Meu pai ainda gosta de viajar e dirigir e ainda é um complemento da paisagem. Ele é bom porque me visita mais do que eu o visito e sempre traz a minha mãe junto.

Eu não gosto que ele pague a conta do restaurante, mas ele gosta de pagar e eu fico um pouco chateado, mas só dura no máximo 1 quilômetro.

Não sei dizer tudo o que meu pai me ensinou, mas sou muito grato por ele ter deixado que eu me transformasse no que me transformei.

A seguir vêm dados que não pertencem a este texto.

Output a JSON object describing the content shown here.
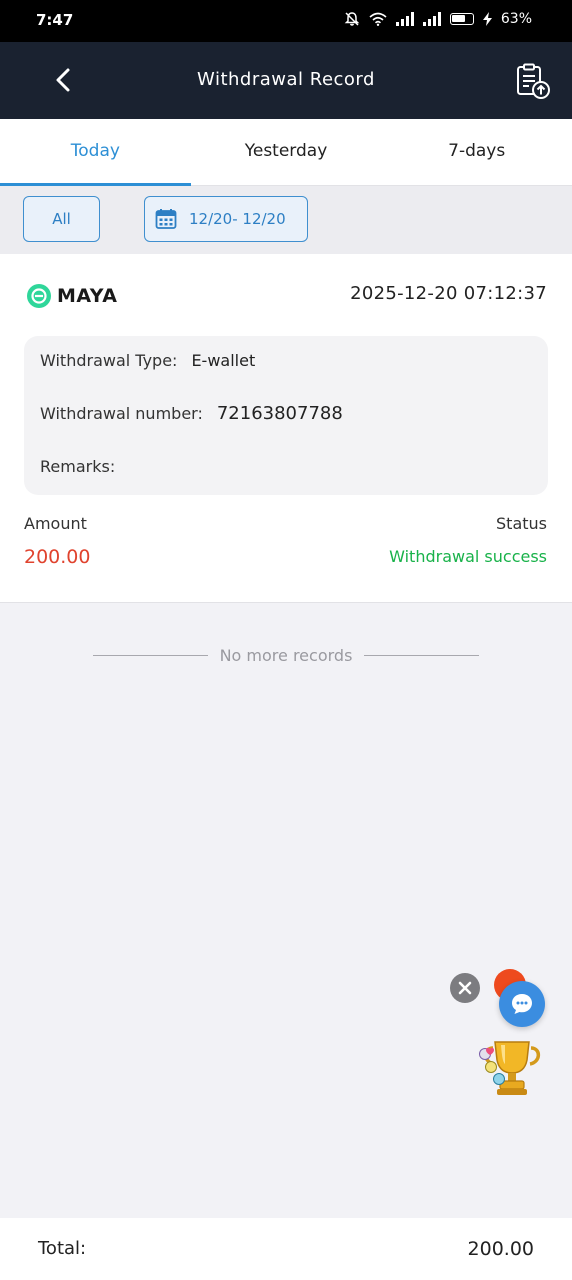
{
  "status_bar": {
    "time": "7:47",
    "battery": "63%",
    "icons": [
      "bell-off-icon",
      "wifi-icon",
      "signal-icon",
      "signal-icon",
      "battery-icon",
      "charging-icon"
    ]
  },
  "header": {
    "title": "Withdrawal Record",
    "back_icon": "chevron-left-icon",
    "right_icon": "clipboard-upload-icon"
  },
  "tabs": [
    {
      "label": "Today",
      "active": true
    },
    {
      "label": "Yesterday",
      "active": false
    },
    {
      "label": "7-days",
      "active": false
    }
  ],
  "filters": {
    "all_label": "All",
    "date_range": "12/20- 12/20",
    "date_icon": "calendar-icon"
  },
  "record": {
    "brand": "MAYA",
    "datetime": "2025-12-20  07:12:37",
    "type_label": "Withdrawal Type:",
    "type_value": "E-wallet",
    "number_label": "Withdrawal number:",
    "number_value": "72163807788",
    "remarks_label": "Remarks:",
    "remarks_value": "",
    "amount_label": "Amount",
    "amount_value": "200.00",
    "status_label": "Status",
    "status_value": "Withdrawal success"
  },
  "list_end": "No more records",
  "footer": {
    "total_label": "Total:",
    "total_value": "200.00"
  },
  "colors": {
    "accent": "#2d8fd5",
    "header_bg": "#1a2230",
    "amount": "#e0432e",
    "success": "#19b24a"
  }
}
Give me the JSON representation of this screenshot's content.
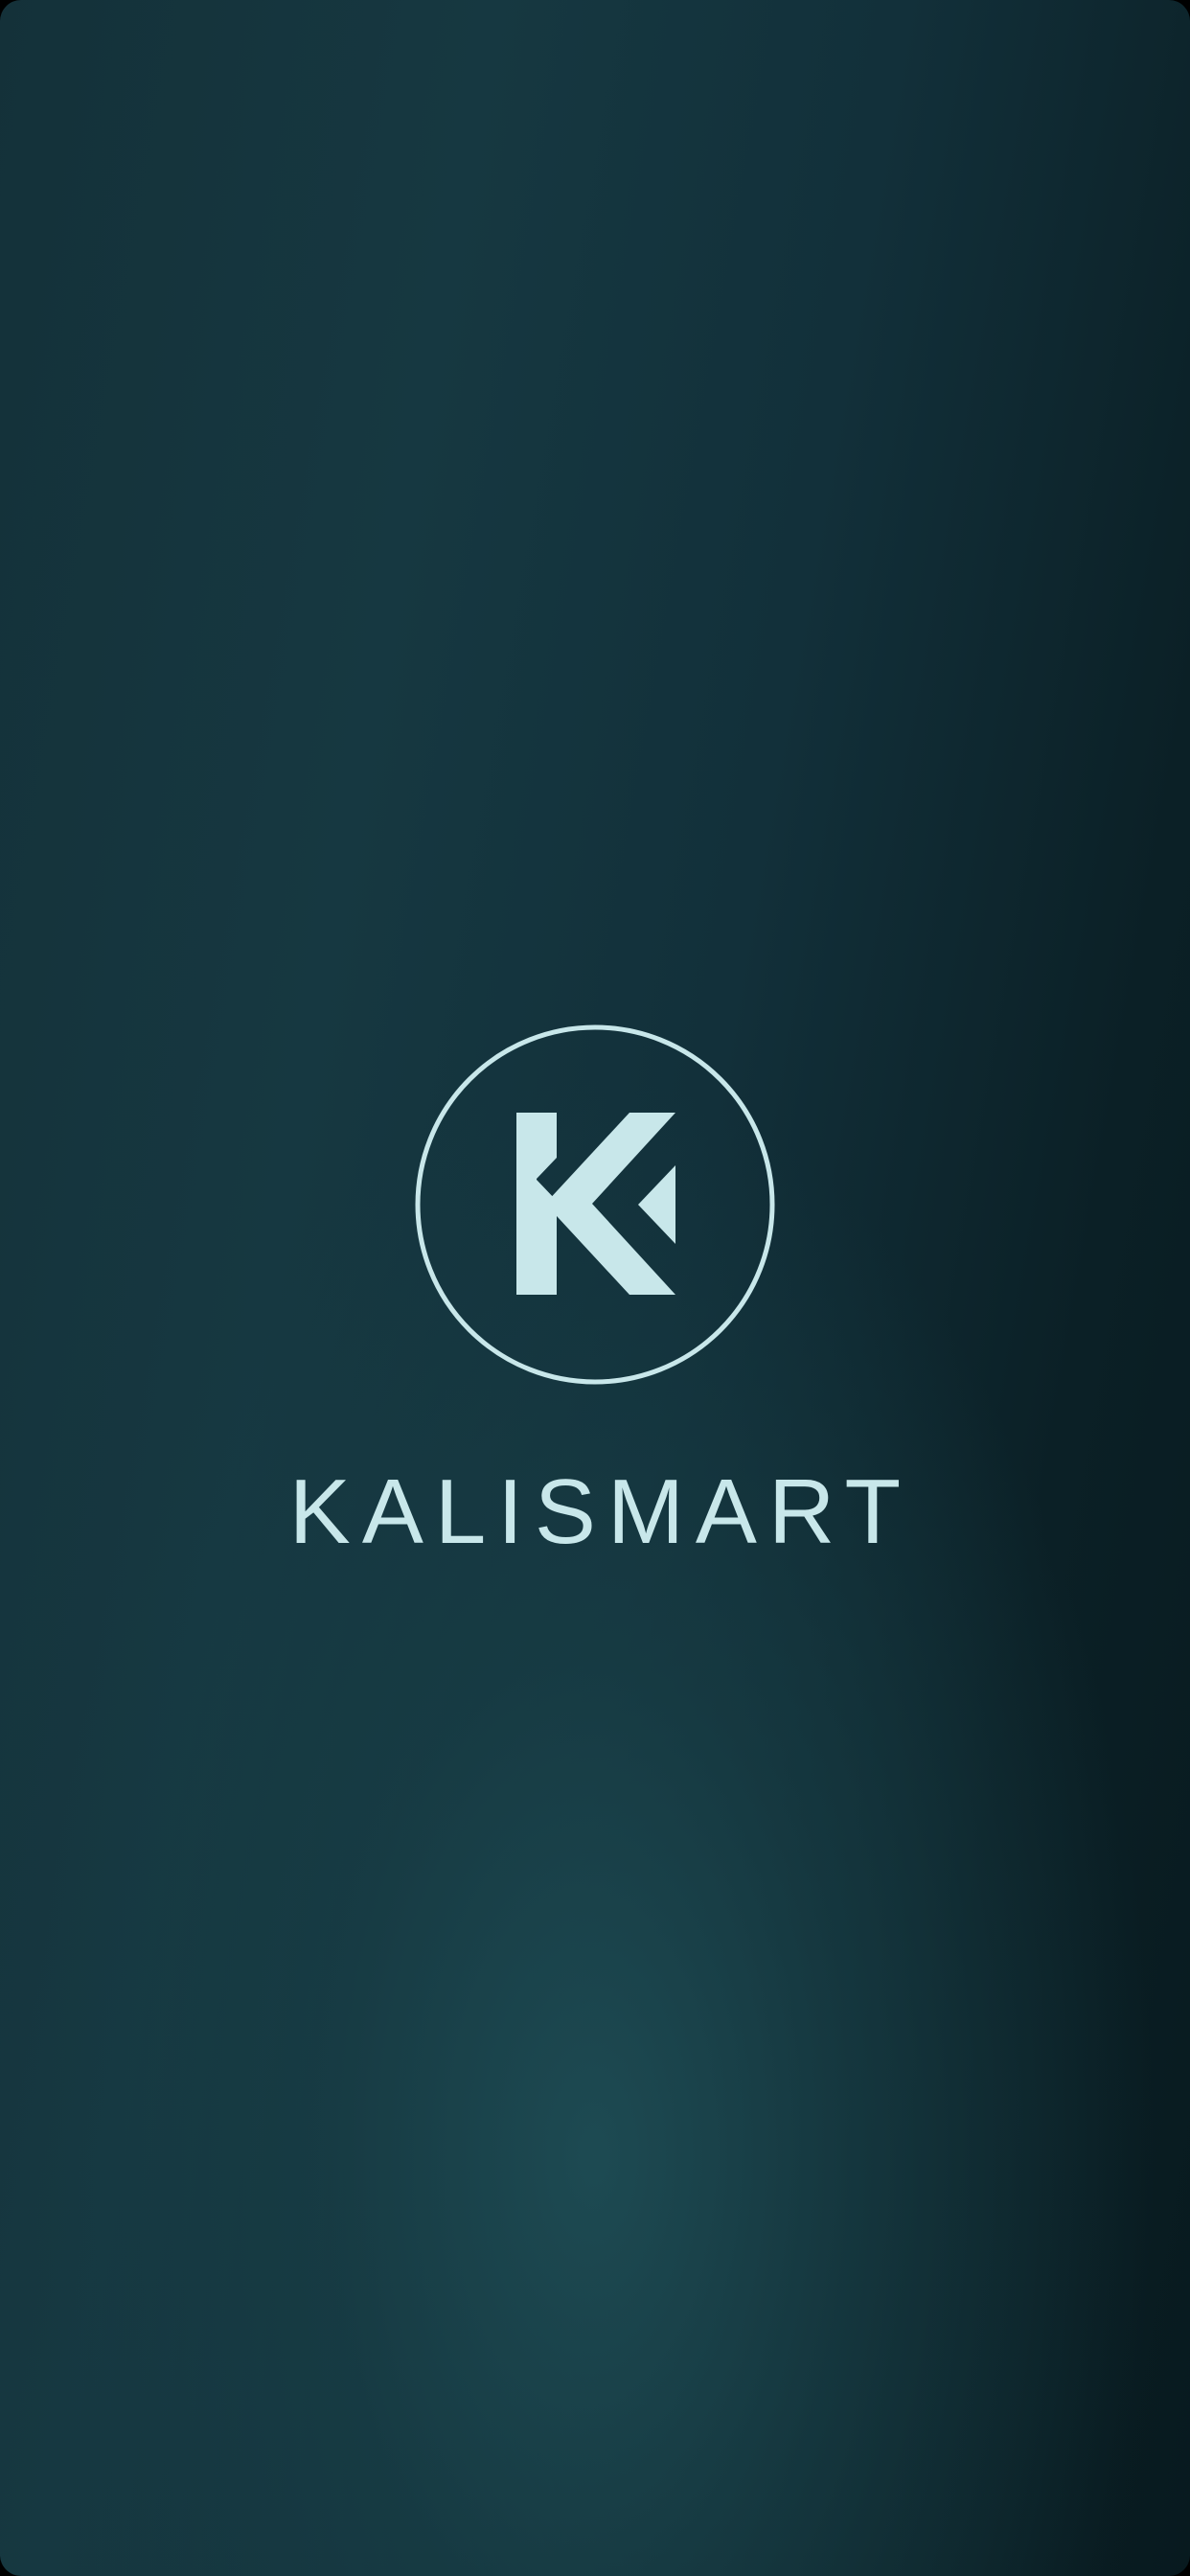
{
  "app": {
    "brand_name": "KALISMART"
  },
  "logo": {
    "icon": "k-chevron-logo-icon",
    "color": "#c8e7ea"
  },
  "colors": {
    "background_dark": "#081a1f",
    "background_mid": "#163841",
    "glow": "#1e4c54",
    "accent": "#c8e7ea"
  }
}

Tenho duas filhas e em breve a maior talvez deixe de viajar comigo, ou talvez (isola!) resolva levar o namorado.

Quero deixar que minhas filhas se transformem naturalmente naquilo que elas devem ser e já estou gostando muito de como elas estão se saindo.

Quero estar presente sem parecer uma sombra. Quero ser amigo íntimo, do tipo que aprende, ensina, ampara e da risada. Quero que elas não sintam medos, muito menos de mim, como nunca tive medo de meu pai, mas sempre procurei respeitá-lo.

Quero que minhas filhas sejam prudentes e cautelosas, pero no mucho. Quero que sejam gentis, simples e humildes.

Quero que ouçam MPB, evitem o Ray Conniff e que façam suas próprias escolhas. Quero que relevem e riam quando alguém chamar o Chico Buarque de “esquerda caviar”. Quero que amem Vinícius de Moraes, os horizontes e as curvas em que não se sabe o que vem depois.

Quero que elas amem o Brasil e as pessoas dele, e que estendessem esse amor ao mundo e às pessoas dele.

Quero que sejam mulheres livres, corajosas e que venerem a liberdade de todos.

Quero que elas percebam meus equívocos, minhas limitações e meus deslizes e apesar deles me queiram bem. Quero que elas achem graça das minhas falhas, para não aprenderem a odiar quem erra, pois todos erram e quero que elas vejam a naturalidade disso.

Quero que elas sonhem, utopizem e, de se incomodarem com a inércia, jamais fujam das mudanças.

Quero que elas amem a Natureza, que amem viajar e que não se limitem por fronteiras que algum careta prepotente riscou num mapa.

Quero que elas sejam uma extensão da paisagem e que sejam muito amáveis e carinhosas com meu pai, porque ele ainda é o melhor pai do mundo!